Fazit: “Im Glaskäfig“ ist ein wahres Biest. Der Film gibt
keine moralischen Antworten, er zeichnet eine Welt voller Perversion und
Unterwerfung, aus der es keinen Ausweg gibt. Der Score ist ein reines Gedicht,
die Inszenierung dicht und die Handlung erstrahlt in tausenden, intelligent
zusammengefügten Nuancen. “Im Glaskäfig“ ist, ohne Übertreibung, einer der
besten Filme über Gewalt und Sadismus, die es gibt. Ein niederschmetterndes,
teilweise geradezu unerträglich böses Meisterwerk, welches man jedem Freund des
kontroversen Films bedingungslos empfehlen kann.

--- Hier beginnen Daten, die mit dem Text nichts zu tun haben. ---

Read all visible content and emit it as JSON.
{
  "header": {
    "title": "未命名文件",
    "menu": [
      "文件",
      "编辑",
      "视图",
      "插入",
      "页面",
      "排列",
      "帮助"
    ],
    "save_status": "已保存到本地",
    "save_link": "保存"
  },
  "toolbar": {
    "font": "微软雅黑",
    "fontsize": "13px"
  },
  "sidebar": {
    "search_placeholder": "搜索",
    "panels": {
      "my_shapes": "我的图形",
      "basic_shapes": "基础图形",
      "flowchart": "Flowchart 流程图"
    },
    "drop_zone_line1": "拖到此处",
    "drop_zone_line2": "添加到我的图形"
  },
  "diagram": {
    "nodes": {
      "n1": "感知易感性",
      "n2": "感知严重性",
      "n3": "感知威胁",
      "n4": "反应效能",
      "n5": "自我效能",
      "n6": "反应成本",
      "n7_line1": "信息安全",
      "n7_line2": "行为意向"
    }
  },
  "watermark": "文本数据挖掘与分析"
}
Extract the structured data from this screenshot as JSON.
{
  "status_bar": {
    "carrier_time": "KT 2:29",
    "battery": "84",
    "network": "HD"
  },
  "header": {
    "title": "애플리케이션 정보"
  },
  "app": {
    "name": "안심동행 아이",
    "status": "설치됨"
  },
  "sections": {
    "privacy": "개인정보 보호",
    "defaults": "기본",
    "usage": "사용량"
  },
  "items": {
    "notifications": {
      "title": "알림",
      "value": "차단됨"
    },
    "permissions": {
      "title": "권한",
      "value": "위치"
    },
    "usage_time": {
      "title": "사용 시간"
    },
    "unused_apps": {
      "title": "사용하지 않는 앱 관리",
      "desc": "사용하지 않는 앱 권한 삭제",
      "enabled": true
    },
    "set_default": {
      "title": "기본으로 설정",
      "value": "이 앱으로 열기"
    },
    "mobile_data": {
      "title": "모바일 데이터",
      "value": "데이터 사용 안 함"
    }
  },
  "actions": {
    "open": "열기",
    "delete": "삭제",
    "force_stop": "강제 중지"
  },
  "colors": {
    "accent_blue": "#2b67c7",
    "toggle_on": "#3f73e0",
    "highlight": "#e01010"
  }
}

Zur DVD: Das Label Bildstörung präsentiert “Im Glaskäfig“ in
der Drop-Out Edition. Der Schuber ist sehr schön gestaltet, das in Blautönen
gehaltene Design ist erstklassig und das Beiheft ist sehr informativ und bietet
neben zahlreichen Informationen und Deutungen auch noch einen Bericht, den der
Regisseur selbst verfasst hat. Die DVD selbst bietet den Film in einer sehr
guten Bildqualität (viel besser als die ausländischen Alternativen) im O-Ton
mit sehr gut übersetzen deutschen Untertiteln. Ein weiterer Hammer ist das
knapp halbstündige Interview mit dem Regisseur, welches sehr informativ ist. Alles
in allem eine wunderschöne Veröffentlichung, die einzige weltweit, welche
diesem Klassiker würdig ist. Diese gibt es auch in einer billigen Budget
Version, echte Fans brauchen aber natürlich die Drop-Out Fassung, welche ich
jedem nochmal empfehlen kann. Die FSK Freigabe ist übrigens auf einen Zettel
gedruckt, der entfernt werden kann. Der eigentliche Schuber ist flatschenfrei!